Las escuelas teatrales constituyen un fenómeno en sí mismo. Por lo general, están
aquellos que hacen de Stanislavsky su ídolo, menoscabando a otros como Kantor, Barba o
Grotowski. O bien están los brechtianos lanzando saetas mortíferas contra Artaud. La
discusión de los métodos se da a la manera de los lacanianos o los freudianos en el campo
del psicoanálisis. En síntesis, el devenir cultural se sucede al mismo estilo que la pasión
futbolística. El gran cómico Alberto Olmedo ridiculizaba la situación cuando interpretaba a
un actor fracasado que se encontraba con otro actor fracasado (Javier Portales), en las
patéticas salas de espera de los castings. Su primera frase era -¿Grotowski o Stanislavsky?
La exigencia de los actores jóvenes es la de mantener su instrumento (psicofísico: el
cuerpo y la voz) afinado para contar con él a la hora de una convocatoria. Eso posibilita el
trabajo permanente de los docentes teatrales; cabe mencionar que algunos de ellos
montaron verdaderas empresas con un ingreso anual de doscientos alumnos. El origen hay
que rastrearlo en los años 70’, fue una época que marcó el comienzo del auge de la
enseñanza. Cada uno de los nuevos pedagogos y directores teatrales regresaba durante esos
años, a una ciudad europeizante como Buenos Aires, con el título de haber estado
estudiando en Berlín (Berlín Ensamble), París (Marcel Marceau). Por otra parte, estaban los
que hacían del socialismo el verdadero pedestal de sus ilusiones y estudiaban en Moscú,
Bucarest y Varsovia. Y finalmente, los discípulos stanislavskianos de Hedy Crilla. Estos y
los que provenían del este socialista, hacían del maestro ruso un bronce eterno.
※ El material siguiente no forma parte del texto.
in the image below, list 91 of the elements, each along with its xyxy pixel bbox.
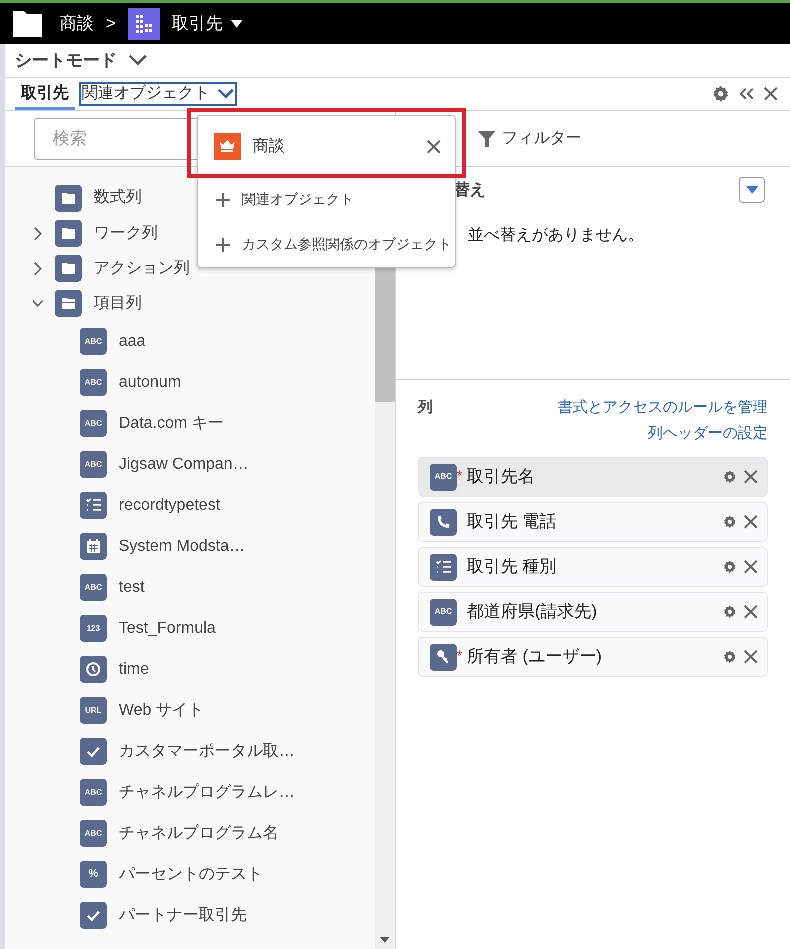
caret-icon[interactable] [380,937,390,943]
close-icon[interactable] [744,470,758,484]
open-folder-icon [55,290,82,317]
folder-icon [55,255,82,282]
panel-tab[interactable]: フィルター [478,111,582,166]
tree-item[interactable]: test [119,576,145,600]
tree-item[interactable]: time [119,658,150,682]
close-icon[interactable] [744,560,758,574]
key-icon [430,644,457,670]
close-icon[interactable] [744,515,758,529]
tree-item[interactable]: チャネルプログラムレ… [119,780,295,804]
chevron-down-icon [218,89,234,99]
chevron-right-icon[interactable] [33,262,43,276]
close-icon[interactable] [744,605,758,619]
column-item[interactable]: * 所有者 (ユーザー) [418,637,768,677]
caret-icon [230,20,243,28]
folder-icon [11,8,44,38]
settings-icon[interactable] [712,85,730,103]
tree-item[interactable]: アクション列 [94,256,190,280]
field-type-icon: ABC [80,328,107,355]
plus-icon [216,238,230,252]
checkmark-icon [80,738,107,765]
collapse-icon[interactable] [740,88,754,100]
filter-icon [478,130,496,148]
tree-item[interactable]: recordtypetest [119,494,220,518]
field-type-icon: ABC [430,464,457,490]
link[interactable]: 書式とアクセスのルールを管理 [558,397,768,420]
field-type-icon: 123 [80,615,107,642]
phone-icon [430,508,457,536]
tree-item[interactable]: Web サイト [119,698,204,722]
calendar-icon [80,533,107,560]
clock-icon [80,656,107,683]
crown-icon [214,133,241,160]
field-type-icon: ABC [80,779,107,806]
tree-item[interactable]: Test_Formula [119,616,216,640]
close-icon[interactable] [764,87,778,101]
tree-item[interactable]: チャネルプログラム名 [119,822,279,846]
column-item[interactable]: ABC * 取引先名 [418,457,768,497]
link[interactable]: 列ヘッダーの設定 [648,422,768,445]
required-marker: * [457,646,464,667]
tree-item[interactable]: Data.com キー [119,412,224,436]
tree-item[interactable]: ワーク列 [94,222,158,246]
sort-menu-button[interactable] [739,177,765,203]
list-icon [80,492,107,519]
tree-item[interactable]: 数式列 [94,186,142,210]
object-tab[interactable]: 関連オブジェクト [79,82,237,106]
tree-item[interactable]: パーセントのテスト [119,862,263,886]
settings-icon[interactable] [723,515,737,529]
building-icon [128,8,160,40]
tree-item[interactable]: パートナー取引先 [119,904,247,928]
tree-item[interactable]: autonum [119,370,182,394]
breadcrumb-link[interactable]: 商談 [60,10,94,36]
tree-item[interactable]: System Modsta… [119,534,246,558]
empty-message: 並べ替えがありません。 [468,226,644,246]
settings-icon[interactable] [723,560,737,574]
chevron-right-icon[interactable] [33,226,43,240]
menu-item[interactable]: カスタム参照関係のオブジェクト [198,222,455,267]
checkmark-icon [80,902,107,929]
field-type-icon: ABC [80,369,107,396]
required-marker: * [457,466,464,487]
section-heading: 替え [454,180,486,201]
tree-item[interactable]: Jigsaw Compan… [119,452,249,476]
tree-item[interactable]: aaa [119,330,146,354]
field-type-icon: ABC [80,820,107,847]
breadcrumb-separator: > [106,12,116,35]
field-type-icon: ABC [80,410,107,437]
section-heading: 列 [418,398,433,418]
field-type-icon: ABC [80,574,107,601]
menu-item[interactable]: 関連オブジェクト [198,177,455,222]
settings-icon[interactable] [723,650,737,664]
tree-item[interactable]: 項目列 [94,292,142,316]
list-icon [430,554,457,580]
caret-icon [746,186,758,194]
folder-icon [55,220,82,247]
tree-item[interactable]: カスタマーポータル取… [119,740,295,764]
column-item[interactable]: 取引先 電話 [418,502,768,542]
field-type-icon: % [80,861,107,888]
close-icon[interactable] [744,650,758,664]
field-type-icon: URL [80,697,107,724]
object-menu[interactable]: 取引先 [172,10,243,36]
plus-icon [216,192,230,206]
settings-icon[interactable] [723,605,737,619]
settings-icon[interactable] [723,470,737,484]
column-item[interactable]: 取引先 種別 [418,547,768,587]
close-icon[interactable] [427,140,441,154]
field-type-icon: ABC [430,598,457,626]
folder-icon [55,184,82,212]
field-type-icon: ABC [80,451,107,478]
column-item[interactable]: ABC 都道府県(請求先) [418,592,768,632]
sheet-mode-dropdown[interactable]: シートモード [15,48,147,74]
chevron-down-icon [129,55,147,66]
Desgraciadamente, no conocí a nadie de esa época que hubiese estudiado en Londres,
verdadera cuna de la actuación.
Todos descendían del avión enarbolando una chapa de erudición, un cartel de
buenas y grandes verdades. Así se gestó el principio de las escuelas privadas de teatro, y
estas constituyeron, durante ese tiempo, el verdadero germen de la revolución en el arte del
actor. Muchos de estos docentes, con el tiempo, y debido a la gran cantidad de alumnos,
pusieron discípulos a vender sus fórmulas como las mejores del mercado. Y así fue como
los alumnos siguieron creciendo en proporción geométrica al mismo ritmo que los
docentes.
Lo cierto es que los buenos docentes, maestros que han continuado en la
investigación del arte del actor, se mantuvieron siempre en la esfera del campo privado.
Cuando fueron convocados, no soportaron las exigencias mediocres de las instituciones
formales (universidades de teatro privadas, nacionales y municipales). Por tal razón,
regresaron a sus talleres privados y fueron los forjadores de buenos actores en la actualidad.
Las universidades privadas y nacionales no hicieron otra cosa que repetir fórmulas vetustas
de enseñanza, de manera que en la actualidad, la mayoría de los alumnos no aguanta la
tristeza de las clases y deserta en el segundo año. También es cierto, que aunque los planes
sean deficientes con algunos profesores capaces de adormecer a fieras enjauladas, la
formación depende en gran medida del rigor de cada uno de los alumnos. Algo que por
desgracia, escasea en la cultura del postmodernismo.